When it comes to giving advice to a loved one who has messed up, striking while the iron is hot is likely to get you scalded.
Yes, you may be dying to tell him what he did wrong, what he should have done, what he absolutely needs to do now – and more – but the path of wisdom suggests you zip your lip, at least for the time being.
This doesn’t mean your viewpoint doesn’t count. Not at all. Your feelings are significant; your ideas may be valuable. Yet, if you dump what you’re thinking on the other person while he is still recoiling from messing up, you won’t be heard in the way you want to be heard.
Instead, you can count on one of four responses from the other person:
- Counterattack (i.e. why didn’t you tell me this would happen)
- Defensiveness (i.e. I was only trying to make things better)
- Belittling your ideas (i.e. you have no idea what you’re talking about)
- Walking out of the room (i.e. dismissing you, effectively cutting you off)
So, as enticing as it may be to immediately say everything that’s on your mind about what went wrong, it’s better for you to bite your tongue. Why?
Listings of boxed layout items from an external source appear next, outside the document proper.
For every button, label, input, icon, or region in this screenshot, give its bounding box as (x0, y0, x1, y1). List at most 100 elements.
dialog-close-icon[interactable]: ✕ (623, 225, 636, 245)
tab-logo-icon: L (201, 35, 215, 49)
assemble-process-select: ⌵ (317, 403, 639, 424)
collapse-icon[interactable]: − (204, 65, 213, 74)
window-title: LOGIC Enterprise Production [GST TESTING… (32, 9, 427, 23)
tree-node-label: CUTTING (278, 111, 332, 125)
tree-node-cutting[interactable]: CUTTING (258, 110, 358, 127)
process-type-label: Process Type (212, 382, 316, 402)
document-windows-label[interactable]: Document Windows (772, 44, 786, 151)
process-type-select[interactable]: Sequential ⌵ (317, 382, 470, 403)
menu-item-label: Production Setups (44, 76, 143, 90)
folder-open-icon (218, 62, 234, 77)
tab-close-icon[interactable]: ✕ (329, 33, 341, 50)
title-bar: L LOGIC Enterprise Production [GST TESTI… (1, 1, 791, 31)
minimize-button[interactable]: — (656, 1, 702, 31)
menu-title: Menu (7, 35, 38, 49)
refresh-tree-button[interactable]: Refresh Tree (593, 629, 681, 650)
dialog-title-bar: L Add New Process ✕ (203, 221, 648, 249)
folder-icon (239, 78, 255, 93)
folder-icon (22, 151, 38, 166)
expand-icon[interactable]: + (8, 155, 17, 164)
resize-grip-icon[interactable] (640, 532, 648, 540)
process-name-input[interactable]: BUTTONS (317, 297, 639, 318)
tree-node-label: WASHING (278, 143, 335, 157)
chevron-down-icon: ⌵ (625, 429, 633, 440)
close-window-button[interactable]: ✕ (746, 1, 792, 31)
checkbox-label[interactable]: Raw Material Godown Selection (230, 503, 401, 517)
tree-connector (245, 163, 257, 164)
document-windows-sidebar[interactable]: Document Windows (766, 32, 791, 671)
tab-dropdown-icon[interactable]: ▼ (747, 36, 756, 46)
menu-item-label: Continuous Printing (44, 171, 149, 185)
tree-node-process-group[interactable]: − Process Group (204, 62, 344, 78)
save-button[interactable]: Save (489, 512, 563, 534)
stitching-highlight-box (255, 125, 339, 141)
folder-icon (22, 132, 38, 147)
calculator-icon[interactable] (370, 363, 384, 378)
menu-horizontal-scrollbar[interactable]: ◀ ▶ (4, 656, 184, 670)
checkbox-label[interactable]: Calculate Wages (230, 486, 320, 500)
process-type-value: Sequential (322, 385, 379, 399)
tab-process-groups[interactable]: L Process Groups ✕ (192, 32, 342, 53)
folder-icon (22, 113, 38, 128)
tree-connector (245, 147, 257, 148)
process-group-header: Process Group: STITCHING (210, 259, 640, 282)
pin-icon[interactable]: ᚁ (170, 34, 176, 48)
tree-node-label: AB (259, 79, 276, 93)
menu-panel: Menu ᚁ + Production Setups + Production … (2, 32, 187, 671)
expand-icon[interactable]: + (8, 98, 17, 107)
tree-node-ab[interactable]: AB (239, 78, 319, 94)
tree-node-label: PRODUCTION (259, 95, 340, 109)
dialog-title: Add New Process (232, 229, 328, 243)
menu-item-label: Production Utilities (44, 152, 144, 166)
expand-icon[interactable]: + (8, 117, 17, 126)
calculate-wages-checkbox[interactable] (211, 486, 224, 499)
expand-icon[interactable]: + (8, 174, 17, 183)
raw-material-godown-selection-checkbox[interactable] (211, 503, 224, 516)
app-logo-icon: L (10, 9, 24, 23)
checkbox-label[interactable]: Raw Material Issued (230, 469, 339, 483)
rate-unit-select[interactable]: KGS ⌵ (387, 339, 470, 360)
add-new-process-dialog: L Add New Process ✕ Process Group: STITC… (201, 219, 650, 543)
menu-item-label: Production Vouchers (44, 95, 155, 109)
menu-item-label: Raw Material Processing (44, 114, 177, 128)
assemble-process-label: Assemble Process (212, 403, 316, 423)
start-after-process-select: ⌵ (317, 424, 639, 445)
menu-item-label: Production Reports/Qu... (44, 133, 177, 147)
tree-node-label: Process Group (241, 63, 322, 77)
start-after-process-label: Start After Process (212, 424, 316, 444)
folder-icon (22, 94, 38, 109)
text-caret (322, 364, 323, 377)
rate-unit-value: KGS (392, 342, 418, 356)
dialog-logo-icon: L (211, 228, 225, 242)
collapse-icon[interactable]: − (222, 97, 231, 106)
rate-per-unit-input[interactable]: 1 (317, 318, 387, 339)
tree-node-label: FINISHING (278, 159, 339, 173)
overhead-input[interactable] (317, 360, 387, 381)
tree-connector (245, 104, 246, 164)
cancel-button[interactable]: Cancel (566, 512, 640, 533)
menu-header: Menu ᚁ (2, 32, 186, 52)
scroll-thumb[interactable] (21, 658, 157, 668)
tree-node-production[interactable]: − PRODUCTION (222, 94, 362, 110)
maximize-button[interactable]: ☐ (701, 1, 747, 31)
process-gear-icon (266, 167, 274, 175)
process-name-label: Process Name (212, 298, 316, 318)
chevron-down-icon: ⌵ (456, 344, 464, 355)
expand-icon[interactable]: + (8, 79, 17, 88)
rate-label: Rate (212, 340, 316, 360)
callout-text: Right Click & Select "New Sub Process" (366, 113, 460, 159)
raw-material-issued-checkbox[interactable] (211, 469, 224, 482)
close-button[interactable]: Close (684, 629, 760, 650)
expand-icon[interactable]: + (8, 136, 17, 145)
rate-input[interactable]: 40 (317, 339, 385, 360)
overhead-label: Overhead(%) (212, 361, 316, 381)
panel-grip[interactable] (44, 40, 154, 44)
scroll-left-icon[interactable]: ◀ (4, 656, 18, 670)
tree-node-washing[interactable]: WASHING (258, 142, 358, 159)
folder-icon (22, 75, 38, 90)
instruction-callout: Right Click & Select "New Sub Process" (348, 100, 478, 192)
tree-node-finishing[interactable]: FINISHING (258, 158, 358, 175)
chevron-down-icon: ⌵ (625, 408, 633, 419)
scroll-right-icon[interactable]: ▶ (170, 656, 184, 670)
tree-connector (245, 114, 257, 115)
Because when one is still reeling from disappointment, it’s hard to accept advice or criticism.
So what should you do?
If you can, show some empathy (i.e. you must be feeling really bad), some understanding (i.e. what a disappointment it must be), or, simply, offer a gentle touch.
If you wait for a short period of time (hours, days or even a week) before you speak up, the chances of your being heard, will dramatically increase. So, speak up! But do so while the iron is warm, not hot.
On the other hand, if you wait till the iron is cold, you become tagged as the person who can never let anything go. “There she goes again – always negative – always picking on something.”
Though my advice is geared toward adult or teen communication, my message is best illustrated with a story about a child.
Picture a 4-year-old kid who is running down the steps and falls. His chin is scraped, his knee is bleeding, he’s crying hysterically. Sure, you could berate him for running, tell him to be more careful, or give him a lecture on what could have happened to him. Isn’t it best (even if you are scared, annoyed or inconvenienced) to tend to his wound, tell him you know it hurts, give him a loving hug and save all the rest for later?
So, if you want to be heard when a loved one has messed up, be aware of how and when you respond. Hurting someone when they are already deeply hurt evokes frustrating feelings for both parties.